Why "Growth at All Costs" Quietly Dies

Chasing growth pushed a premium market leader to abandon value-based selling and compete on price in a much larger commodity market. Revenue grew for a while, but margins shrank, quality slipped, and the brand eroded. In the end, the company traded dominance in a niche for anonymity in a crowded market.

Carter Cathey

3/16/20261 min read

Years ago, I worked at a market research firm that sold premium B2B respondents. We weren’t the cheapest provider in the market — and that was intentional. Our value proposition was quality.

The premium segment of the market was smaller, but we dominated it. Our share was high, margins were excellent, and the business was extremely profitable.

Then leadership made a push for growth.

The problem they saw was simple: the premium segment was smaller than the “tonnage” side of the market. The larger revenue opportunity appeared to be competing for the massive volume of lower-priced sample projects.

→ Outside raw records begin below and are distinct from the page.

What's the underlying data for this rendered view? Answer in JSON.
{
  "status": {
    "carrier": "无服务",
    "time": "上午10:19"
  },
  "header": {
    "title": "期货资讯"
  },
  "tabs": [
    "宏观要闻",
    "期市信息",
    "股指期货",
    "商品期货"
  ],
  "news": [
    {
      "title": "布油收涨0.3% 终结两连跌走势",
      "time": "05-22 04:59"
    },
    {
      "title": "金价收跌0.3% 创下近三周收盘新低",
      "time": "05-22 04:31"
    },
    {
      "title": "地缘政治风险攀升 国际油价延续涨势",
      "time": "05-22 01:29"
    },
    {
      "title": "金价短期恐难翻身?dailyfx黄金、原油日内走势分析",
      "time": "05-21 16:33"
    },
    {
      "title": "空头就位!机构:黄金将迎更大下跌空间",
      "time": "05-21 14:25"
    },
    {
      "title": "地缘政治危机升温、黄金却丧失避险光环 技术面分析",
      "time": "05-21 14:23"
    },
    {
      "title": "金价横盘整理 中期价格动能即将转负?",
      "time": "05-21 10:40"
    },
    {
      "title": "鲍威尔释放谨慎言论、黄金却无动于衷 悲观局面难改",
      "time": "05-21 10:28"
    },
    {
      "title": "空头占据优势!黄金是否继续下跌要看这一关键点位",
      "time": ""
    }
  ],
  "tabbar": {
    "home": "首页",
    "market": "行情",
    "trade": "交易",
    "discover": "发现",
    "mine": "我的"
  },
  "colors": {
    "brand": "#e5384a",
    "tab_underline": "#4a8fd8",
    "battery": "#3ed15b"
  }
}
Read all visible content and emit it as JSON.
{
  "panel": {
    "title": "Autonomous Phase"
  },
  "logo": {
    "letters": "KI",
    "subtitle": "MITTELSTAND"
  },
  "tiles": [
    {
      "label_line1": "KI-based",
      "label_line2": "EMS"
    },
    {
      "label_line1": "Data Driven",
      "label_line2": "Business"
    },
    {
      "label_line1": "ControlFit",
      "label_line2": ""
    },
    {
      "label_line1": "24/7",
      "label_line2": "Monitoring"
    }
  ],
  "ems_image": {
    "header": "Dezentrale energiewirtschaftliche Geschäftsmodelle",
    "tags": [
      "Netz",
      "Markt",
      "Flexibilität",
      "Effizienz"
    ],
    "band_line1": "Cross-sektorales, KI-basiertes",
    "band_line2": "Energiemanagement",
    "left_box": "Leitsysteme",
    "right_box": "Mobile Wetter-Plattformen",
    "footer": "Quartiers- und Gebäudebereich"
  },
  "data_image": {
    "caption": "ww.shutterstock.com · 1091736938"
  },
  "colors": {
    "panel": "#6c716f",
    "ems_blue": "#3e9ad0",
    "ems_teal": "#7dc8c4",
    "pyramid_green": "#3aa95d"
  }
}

The message from the head of sales was repeated often:

“Do not lose projects over price.”

Almost overnight our sales motion changed. Instead of selling value, we started asking clients a different question:

“What price do we need to be at to win?”

And then we quoted that price.

Revenue grew for a while.

But the system had changed.

Margins shrank. Product investment slowed. We started sourcing from lower-quality suppliers just to make the economics work.

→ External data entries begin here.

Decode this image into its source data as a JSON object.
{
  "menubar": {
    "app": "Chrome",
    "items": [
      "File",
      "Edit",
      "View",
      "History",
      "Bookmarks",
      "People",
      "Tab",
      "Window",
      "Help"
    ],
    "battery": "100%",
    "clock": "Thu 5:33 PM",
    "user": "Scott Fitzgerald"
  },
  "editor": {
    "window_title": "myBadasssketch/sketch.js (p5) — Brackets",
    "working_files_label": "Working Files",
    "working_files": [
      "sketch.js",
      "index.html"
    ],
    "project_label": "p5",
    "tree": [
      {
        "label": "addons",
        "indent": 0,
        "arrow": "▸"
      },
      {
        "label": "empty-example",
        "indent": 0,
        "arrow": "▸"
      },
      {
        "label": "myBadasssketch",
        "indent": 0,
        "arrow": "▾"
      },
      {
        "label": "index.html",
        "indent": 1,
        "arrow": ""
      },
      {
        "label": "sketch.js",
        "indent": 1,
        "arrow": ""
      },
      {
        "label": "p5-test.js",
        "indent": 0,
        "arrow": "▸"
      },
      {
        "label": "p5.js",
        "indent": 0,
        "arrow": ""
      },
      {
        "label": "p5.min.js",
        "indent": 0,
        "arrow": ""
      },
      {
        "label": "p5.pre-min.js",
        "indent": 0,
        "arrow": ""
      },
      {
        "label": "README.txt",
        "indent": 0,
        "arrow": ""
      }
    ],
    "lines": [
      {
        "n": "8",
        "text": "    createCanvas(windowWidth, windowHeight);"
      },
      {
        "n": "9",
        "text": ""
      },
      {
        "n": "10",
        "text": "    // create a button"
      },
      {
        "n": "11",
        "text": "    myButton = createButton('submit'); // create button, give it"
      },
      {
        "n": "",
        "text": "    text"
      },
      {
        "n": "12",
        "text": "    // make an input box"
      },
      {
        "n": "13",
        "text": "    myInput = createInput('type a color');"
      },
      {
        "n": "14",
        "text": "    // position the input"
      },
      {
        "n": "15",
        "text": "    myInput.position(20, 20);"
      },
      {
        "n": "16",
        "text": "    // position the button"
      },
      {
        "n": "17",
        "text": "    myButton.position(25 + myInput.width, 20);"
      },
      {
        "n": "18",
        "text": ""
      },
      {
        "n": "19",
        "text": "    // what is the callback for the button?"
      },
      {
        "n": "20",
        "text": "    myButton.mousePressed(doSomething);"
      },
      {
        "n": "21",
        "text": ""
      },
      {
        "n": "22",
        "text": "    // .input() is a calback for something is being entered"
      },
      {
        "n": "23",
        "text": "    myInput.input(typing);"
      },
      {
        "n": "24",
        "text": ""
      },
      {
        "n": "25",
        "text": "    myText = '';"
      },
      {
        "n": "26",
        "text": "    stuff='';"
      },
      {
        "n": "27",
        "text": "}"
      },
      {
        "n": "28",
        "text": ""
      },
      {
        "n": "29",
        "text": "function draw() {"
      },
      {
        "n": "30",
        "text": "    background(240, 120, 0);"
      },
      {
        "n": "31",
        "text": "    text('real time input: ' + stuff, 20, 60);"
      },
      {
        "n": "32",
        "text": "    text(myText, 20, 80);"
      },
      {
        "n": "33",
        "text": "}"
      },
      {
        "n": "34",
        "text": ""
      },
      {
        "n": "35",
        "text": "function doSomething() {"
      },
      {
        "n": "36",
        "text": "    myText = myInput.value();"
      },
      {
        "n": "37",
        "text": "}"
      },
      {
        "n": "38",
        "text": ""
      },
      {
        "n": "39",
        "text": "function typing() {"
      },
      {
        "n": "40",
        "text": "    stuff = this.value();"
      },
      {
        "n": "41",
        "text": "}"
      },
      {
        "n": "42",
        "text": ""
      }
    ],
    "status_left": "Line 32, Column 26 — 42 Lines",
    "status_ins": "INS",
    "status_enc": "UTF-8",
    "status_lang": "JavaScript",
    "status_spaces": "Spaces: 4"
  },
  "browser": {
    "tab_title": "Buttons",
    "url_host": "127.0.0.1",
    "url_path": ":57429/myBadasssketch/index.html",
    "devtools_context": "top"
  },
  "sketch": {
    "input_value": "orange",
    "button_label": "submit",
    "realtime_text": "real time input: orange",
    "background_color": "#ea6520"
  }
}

Eventually the thing that made us different — quality — disappeared.

And with it, the brand.

We traded a position of dominance in a premium market for a seat at the table in a commodity one.

The company went from a mid-sized business that was wildly profitable to a much larger company that has since been restructured multiple times just to survive.

Growth can hide a lot of strategic tradeoffs.

Diligence tends to reveal them all at once.